Staffers at the five major television networks are grappling with what role their organizations may have played in amplifying Donald Trump’s successful campaign of insults, generalizations about minority groups, and at times flat lies.
Conversations with more than a dozen reporters, producers, and executives across the major networks reveal internal tensions about the wall-to-wall coverage Trump has received and the degree to which the Republican frontrunner has — or hasn’t — been challenged on their air.
Two network sources also confirmed the unprecedented control the television networks have surrendered to Trump in a series of private negotiations, allowing him to dictate specific details about placement of cameras at his event, to ensure coverage consists primarily of a single shot of his face.
Network officials say the ratings have born out commercial incentives to devote their campaign coverage to largely unfiltered streams of Trump talking. CBS CEO Les Moonves quipped that Trump “may not be good for America, but it’s damn good for CBS, that’s all I got to say.”

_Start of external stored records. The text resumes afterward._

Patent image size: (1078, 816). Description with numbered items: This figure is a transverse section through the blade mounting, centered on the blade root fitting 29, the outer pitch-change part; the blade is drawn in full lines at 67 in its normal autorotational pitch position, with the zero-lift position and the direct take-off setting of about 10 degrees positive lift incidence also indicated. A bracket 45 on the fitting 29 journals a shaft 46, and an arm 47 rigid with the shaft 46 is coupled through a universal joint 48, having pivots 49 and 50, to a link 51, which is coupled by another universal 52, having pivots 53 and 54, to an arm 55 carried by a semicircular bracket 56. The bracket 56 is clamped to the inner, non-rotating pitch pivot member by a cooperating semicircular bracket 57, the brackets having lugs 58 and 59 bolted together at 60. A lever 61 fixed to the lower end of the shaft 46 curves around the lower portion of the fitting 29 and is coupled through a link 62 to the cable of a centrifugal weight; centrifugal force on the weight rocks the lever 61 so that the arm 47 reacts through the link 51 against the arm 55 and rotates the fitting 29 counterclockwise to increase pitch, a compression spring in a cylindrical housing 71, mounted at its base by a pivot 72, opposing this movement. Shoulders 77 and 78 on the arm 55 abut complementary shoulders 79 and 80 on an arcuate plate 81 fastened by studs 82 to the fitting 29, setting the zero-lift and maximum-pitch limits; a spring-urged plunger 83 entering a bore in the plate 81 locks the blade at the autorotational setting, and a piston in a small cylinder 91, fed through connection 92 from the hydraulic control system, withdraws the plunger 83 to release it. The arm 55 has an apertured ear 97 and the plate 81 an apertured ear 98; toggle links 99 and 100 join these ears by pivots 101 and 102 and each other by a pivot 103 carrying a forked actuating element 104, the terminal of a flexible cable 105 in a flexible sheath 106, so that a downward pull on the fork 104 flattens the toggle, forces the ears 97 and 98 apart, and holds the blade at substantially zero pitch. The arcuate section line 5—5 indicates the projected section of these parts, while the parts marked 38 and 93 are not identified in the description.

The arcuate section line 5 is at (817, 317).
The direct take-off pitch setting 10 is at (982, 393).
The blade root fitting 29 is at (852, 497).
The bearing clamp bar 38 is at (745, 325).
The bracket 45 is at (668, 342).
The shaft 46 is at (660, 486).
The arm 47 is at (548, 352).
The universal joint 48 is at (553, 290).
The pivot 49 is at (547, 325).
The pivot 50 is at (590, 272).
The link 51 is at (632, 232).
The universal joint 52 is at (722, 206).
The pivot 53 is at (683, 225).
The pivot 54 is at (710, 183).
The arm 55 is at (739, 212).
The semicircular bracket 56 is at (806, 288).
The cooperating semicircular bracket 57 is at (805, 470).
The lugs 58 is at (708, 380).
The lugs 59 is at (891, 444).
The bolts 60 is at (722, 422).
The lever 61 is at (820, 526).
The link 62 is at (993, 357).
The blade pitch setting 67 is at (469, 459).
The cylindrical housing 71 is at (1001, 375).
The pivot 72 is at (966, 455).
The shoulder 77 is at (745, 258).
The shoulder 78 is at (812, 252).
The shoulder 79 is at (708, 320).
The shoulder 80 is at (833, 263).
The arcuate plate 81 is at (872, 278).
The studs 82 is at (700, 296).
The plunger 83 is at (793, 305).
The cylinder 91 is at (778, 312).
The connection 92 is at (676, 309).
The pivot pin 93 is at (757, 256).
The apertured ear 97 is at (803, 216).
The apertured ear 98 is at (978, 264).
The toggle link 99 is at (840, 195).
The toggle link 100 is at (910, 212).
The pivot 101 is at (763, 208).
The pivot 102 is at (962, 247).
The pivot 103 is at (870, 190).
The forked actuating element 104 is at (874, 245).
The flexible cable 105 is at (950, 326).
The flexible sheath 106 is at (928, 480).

But many inside the networks are growing increasingly disturbed with what they’ve helped create.
“As a programmer, it’s an easy decision, people watch it,” said one producer. “As an American, I’m sort of troubled by it, because I feel like we contribute it.”
While there are journalists who have aggressively challenged Trump — notably Fox News’ Megyn Kelly, NBC News’ Chuck Todd, and CNN’s Jake Tapper — much of the coverage, including broadcasting his rallies and events live in their entirety, has been uncritical and even unfiltered, some of it conducted by interviewers unwilling or unable to provide much more than a platform for the candidate.
Several network and cable news staffers rationalized the amount of Trump coverage as a response to the demand of the viewers and as accurately reflecting his position in the race.
It’s an argument CNN’s president, Jeff Zucker, has made publicly. When asked if he felt responsible for Trump’s rise, he reportedly told reporters at a lunch this week that “the frontrunner of the party is always going to get a disproportionate amount of attention.”
Some blamed the other Republicans in the race for being unwilling to attack Trump publicly. Many are unsure of how to cover a candidate like this — one seemingly immune to the traditional expectations of honesty and respect for democratic norms — in this medium.
In 2016 America where reality TV and politics are interchangeable, Trump is the perfect candidate to completely exploit the notion of news media as an entertainment product sold by for-profit corporate business interests and not a check on power as a public good. Trump was inevitable, given how bad the Village has been for the last 25 years.
And now they worry about the monster they've enabled?
I'd laugh, only the joke's on all of us.